Fragebögen wurden den Frauen per Post zugeschickt. Um die Rücklaufquote zu verbessern, wurden Informationen in lokalen Zeitungen veröffentlicht, die den Zweck der Studie erklärten und versicherten, dass alle erhaltenen Informationen anonym bleiben würden. Letztendlich füllte ein Viertel derjenigen, denen der Fragebogen zugeschickt worden war, diesen aus: insgesamt 829 Frauen im Alter von 20-100 Jahren.
Den Frauen wurden anhand eines validierten Tools namens Female Sexual Function Index (FSFI) Fragen zu ihrer Sexualfunktion gestellt. Sie wurden auch zu ihrem allgemeinen Gesundheitszustand, medizinischen Informationen, täglichen Aktivitäten, Körperwahrnehmung, Wohlbefinden und Müdigkeit befragt. Die Antworten der Teilnehmerinnen wurden mit niederländischen nationalen Daten und deutschen nationalen Daten für die Daten, die in den niederländischen nationalen Befragungen fehlten (nämlich Scores für Müdigkeit und Wohlbefinden) verglichen.
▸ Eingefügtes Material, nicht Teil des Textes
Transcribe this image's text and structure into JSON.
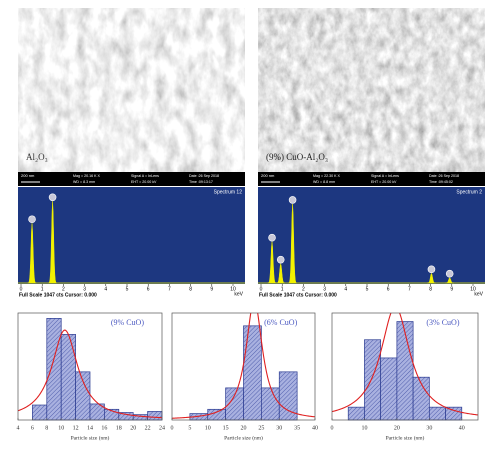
{
  "sem": [
    {
      "label": "Al₂O₃",
      "scale_bar": "200 nm",
      "info": [
        "Mag = 20.16 K X",
        "WD = 8.3 mm",
        "Signal A = InLens",
        "EHT = 20.00 kV",
        "Date :26 Sep 2018",
        "Time :09:13:17"
      ]
    },
    {
      "label": "(9%) CuO-Al₂O₃",
      "scale_bar": "200 nm",
      "info": [
        "Mag = 22.30 K X",
        "WD = 8.8 mm",
        "Signal A = InLens",
        "EHT = 20.00 kV",
        "Date :26 Sep 2018",
        "Time :09:45:02"
      ]
    }
  ],
  "eds": [
    {
      "title": "Spectrum 12",
      "footer": "Full Scale 1047 cts Cursor: 0.000",
      "unit": "keV",
      "full_scale": 1047,
      "xlim": [
        0,
        10
      ],
      "xticks": [
        0,
        1,
        2,
        3,
        4,
        5,
        6,
        7,
        8,
        9,
        10
      ],
      "color": "#f2f200",
      "peaks": [
        {
          "energy": 0.52,
          "height": 680
        },
        {
          "energy": 1.49,
          "height": 930
        }
      ]
    },
    {
      "title": "Spectrum 2",
      "footer": "Full Scale 1047 cts Cursor: 0.000",
      "unit": "keV",
      "full_scale": 1047,
      "xlim": [
        0,
        10
      ],
      "xticks": [
        0,
        1,
        2,
        3,
        4,
        5,
        6,
        7,
        8,
        9,
        10
      ],
      "color": "#f2f200",
      "peaks": [
        {
          "energy": 0.52,
          "height": 470
        },
        {
          "energy": 0.93,
          "height": 220
        },
        {
          "energy": 1.49,
          "height": 900
        },
        {
          "energy": 8.04,
          "height": 110
        },
        {
          "energy": 8.9,
          "height": 60
        }
      ]
    }
  ],
  "histograms": [
    {
      "type": "histogram",
      "label": "(9% CuO)",
      "x_label": "Particle size (nm)",
      "bins": [
        6,
        8,
        10,
        12,
        14,
        16,
        18,
        20,
        22,
        24
      ],
      "counts": [
        14,
        95,
        80,
        45,
        15,
        10,
        7,
        5,
        8
      ],
      "xlim": [
        4,
        24
      ],
      "xticks": [
        4,
        6,
        8,
        10,
        12,
        14,
        16,
        18,
        20,
        22,
        24
      ],
      "ylim": [
        0,
        100
      ],
      "color": "#a9b1e0",
      "fit_color": "#e02020",
      "fit": {
        "center": 10.5,
        "width": 2.2,
        "peak": 84
      }
    },
    {
      "type": "histogram",
      "label": "(6% CuO)",
      "x_label": "Particle size (nm)",
      "bins": [
        5,
        10,
        15,
        20,
        25,
        30,
        35
      ],
      "counts": [
        6,
        10,
        30,
        88,
        30,
        45
      ],
      "xlim": [
        0,
        40
      ],
      "xticks": [
        0,
        5,
        10,
        15,
        20,
        25,
        30,
        35,
        40
      ],
      "ylim": [
        0,
        100
      ],
      "color": "#a9b1e0",
      "fit_color": "#e02020",
      "fit": {
        "center": 23,
        "width": 2.8,
        "peak": 112
      }
    },
    {
      "type": "histogram",
      "label": "(3% CuO)",
      "x_label": "Particle size (nm)",
      "bins": [
        5,
        10,
        15,
        20,
        25,
        30,
        35,
        40
      ],
      "counts": [
        12,
        75,
        58,
        92,
        40,
        12,
        12
      ],
      "xlim": [
        0,
        45
      ],
      "xticks": [
        0,
        10,
        20,
        30,
        40
      ],
      "ylim": [
        0,
        100
      ],
      "color": "#a9b1e0",
      "fit_color": "#e02020",
      "fit": {
        "center": 19.5,
        "width": 5.5,
        "peak": 106
      }
    }
  ]
}
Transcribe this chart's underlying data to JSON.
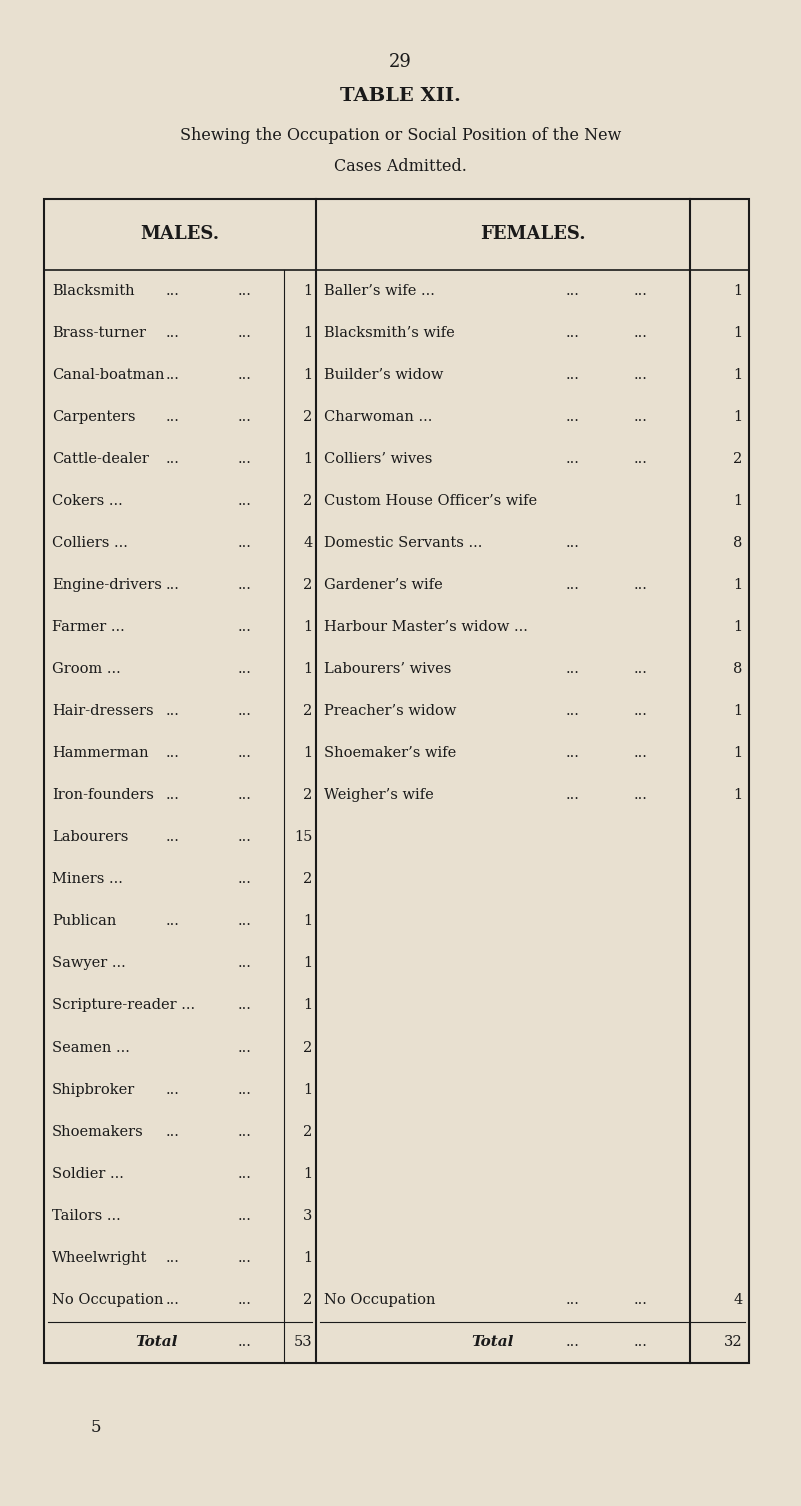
{
  "page_number": "29",
  "title": "TABLE XII.",
  "subtitle_line1": "Shewing the Occupation or Social Position of the New",
  "subtitle_line2": "Cases Admitted.",
  "footer_number": "5",
  "bg_color": "#e8e0d0",
  "males": [
    [
      "Blacksmith",
      "1"
    ],
    [
      "Brass-turner",
      "1"
    ],
    [
      "Canal-boatman",
      "1"
    ],
    [
      "Carpenters",
      "2"
    ],
    [
      "Cattle-dealer",
      "1"
    ],
    [
      "Cokers ...",
      "2"
    ],
    [
      "Colliers ...",
      "4"
    ],
    [
      "Engine-drivers",
      "2"
    ],
    [
      "Farmer ...",
      "1"
    ],
    [
      "Groom ...",
      "1"
    ],
    [
      "Hair-dressers",
      "2"
    ],
    [
      "Hammerman",
      "1"
    ],
    [
      "Iron-founders",
      "2"
    ],
    [
      "Labourers",
      "15"
    ],
    [
      "Miners ...",
      "2"
    ],
    [
      "Publican",
      "1"
    ],
    [
      "Sawyer ...",
      "1"
    ],
    [
      "Scripture-reader ...",
      "1"
    ],
    [
      "Seamen ...",
      "2"
    ],
    [
      "Shipbroker",
      "1"
    ],
    [
      "Shoemakers",
      "2"
    ],
    [
      "Soldier ...",
      "1"
    ],
    [
      "Tailors ...",
      "3"
    ],
    [
      "Wheelwright",
      "1"
    ],
    [
      "No Occupation",
      "2"
    ]
  ],
  "males_total": "53",
  "females": [
    [
      "Baller’s wife ...",
      "...",
      "...",
      "1"
    ],
    [
      "Blacksmith’s wife",
      "...",
      "...",
      "1"
    ],
    [
      "Builder’s widow",
      "...",
      "...",
      "1"
    ],
    [
      "Charwoman ...",
      "...",
      "...",
      "1"
    ],
    [
      "Colliers’ wives",
      "...",
      "...",
      "2"
    ],
    [
      "Custom House Officer’s wife",
      "",
      "",
      "1"
    ],
    [
      "Domestic Servants ...",
      "...",
      "",
      "8"
    ],
    [
      "Gardener’s wife",
      "...",
      "...",
      "1"
    ],
    [
      "Harbour Master’s widow ...",
      "",
      "",
      "1"
    ],
    [
      "Labourers’ wives",
      "...",
      "...",
      "8"
    ],
    [
      "Preacher’s widow",
      "...",
      "...",
      "1"
    ],
    [
      "Shoemaker’s wife",
      "...",
      "...",
      "1"
    ],
    [
      "Weigher’s wife",
      "...",
      "...",
      "1"
    ]
  ],
  "females_no_occ_label": "No Occupation",
  "females_no_occ_val": "4",
  "females_total": "32"
}
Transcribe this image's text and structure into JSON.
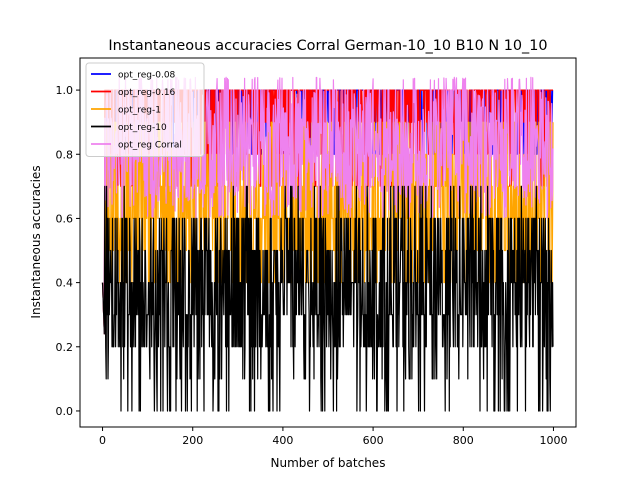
{
  "chart_data": {
    "type": "line",
    "title": "Instantaneous accuracies Corral German-10_10 B10 N 10_10",
    "xlabel": "Number of batches",
    "ylabel": "Instantaneous accuracies",
    "xlim": [
      -50,
      1050
    ],
    "ylim": [
      -0.05,
      1.1
    ],
    "xticks": [
      0,
      200,
      400,
      600,
      800,
      1000
    ],
    "xtick_labels": [
      "0",
      "200",
      "400",
      "600",
      "800",
      "1000"
    ],
    "yticks": [
      0.0,
      0.2,
      0.4,
      0.6,
      0.8,
      1.0
    ],
    "ytick_labels": [
      "0.0",
      "0.2",
      "0.4",
      "0.6",
      "0.8",
      "1.0"
    ],
    "grid": false,
    "legend_position": "top-left",
    "n_points": 1000,
    "series": [
      {
        "name": "opt_reg-0.08",
        "color": "#0000ff",
        "typical_low": 0.8,
        "typical_high": 1.0
      },
      {
        "name": "opt_reg-0.16",
        "color": "#ff0000",
        "typical_low": 0.7,
        "typical_high": 1.0
      },
      {
        "name": "opt_reg-1",
        "color": "#ffa500",
        "typical_low": 0.4,
        "typical_high": 0.9
      },
      {
        "name": "opt_reg-10",
        "color": "#000000",
        "typical_low": 0.0,
        "typical_high": 0.7
      },
      {
        "name": "opt_reg Corral",
        "color": "#ee82ee",
        "typical_low": 0.6,
        "typical_high": 1.0
      }
    ]
  }
}
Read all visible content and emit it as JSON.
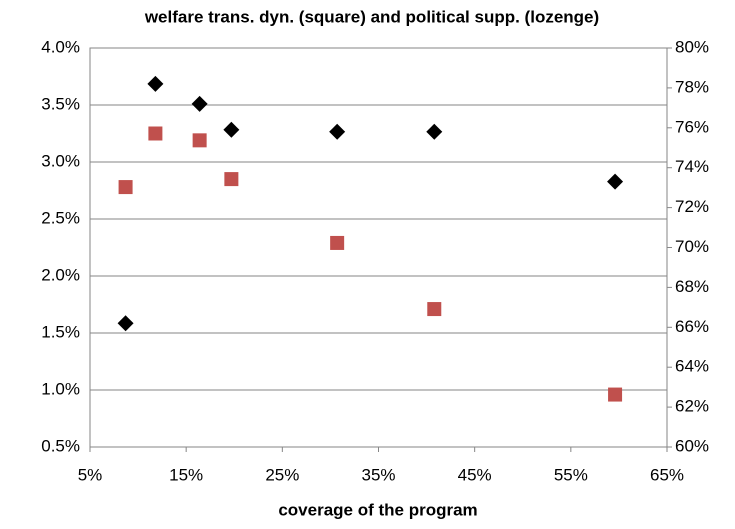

Was hat man herausgefunden?
- Insbesondere nach der Menopause kam es zu einer signifikanten Abnahme der Sexualfunktion mit zunehmendem Alter. Dies betraf (gelistet von am meisten bis am wenigsten betroffen) Erregung, Lubrikation, Verlangen, Schmerzen und Orgasmus
- Sexuelle Zufriedenheit nahm mit zunehmendem Alter ab, jedoch weitaus geringer als andere Messgrößen der Sexualfunktion
- Schmerzen im Zusammenhang mit Geschlechtsverkehr wurden bei Teilnehmerinnen über 70 Jahre in weitaus höherem Maße berichtet
- Sexuelle Inaktivität nahm ab dem 50. Lebensjahr drastisch zu
- Die Studiengruppe berichtete über ein geringeres Ausmaß an Depression als die deutschen nationalen Daten
Es war eine wichtige Erkenntnis, dass die Frauen mit zunehmendem Alter über eine starke Abnahme bestimmter Indikatoren der Sexualfunktion berichteten (wie Erregung, Lubrikation und Orgasmus), während viele ältere Frauen immer noch berichteten, sexuelle Aktivitäten zu genießen (sexuelle Zufriedenheit). Dies spiegelt die komplexe Natur der Sexualität bei Frauen wider, und wie ein Umfrage-Tool, selbst wenn dieses wissenschaftlich akzeptiert wurde, möglicherweise für deren vollständige Erforschung nicht ausreicht.
Was zu beachten ist ...
Da die Teilnehmerinnen aus nur vier Städten im nördlichen Teil der Niederlande ausgelost wurden, spiegeln ihre Antworten möglicherweise nicht die Antworten niederländischer Frauen insgesamt wider. Darüber hinaus waren die Teilnehmerinnen fast alle gebürtige niederländische Frauen (99 %), Einwanderinnen waren kaum vertreten. Dies könnte auf sprachliche oder kulturelle Barrieren zurückzuführen sein, die das Lesen oder Verständnis des Fragebogens erschweren. Es könnte kann auch damit zusammenhängen, dass die in den für die Studie ausgewählten Städten einen geringerer Anteil an Einwanderern haben.
Belastung im Zusammenhang mit sexueller Dysfunktion ist eine Voraussetzung für die Diagnose einer sexuellen Störung. Dies war nicht in den Fragebögen enthalten, daher war die Identifizierung von Frauen mit möglichen sexuellen Störungen mit den in dieser Studie gesammelten Informationen nicht möglich.
Referenzartikel:
Lammerink EAG et al. (2017) A Survey of Female Sexual Functioning in the General Dutch Population. J Sex Med Jul; 1 4(7): 937-949.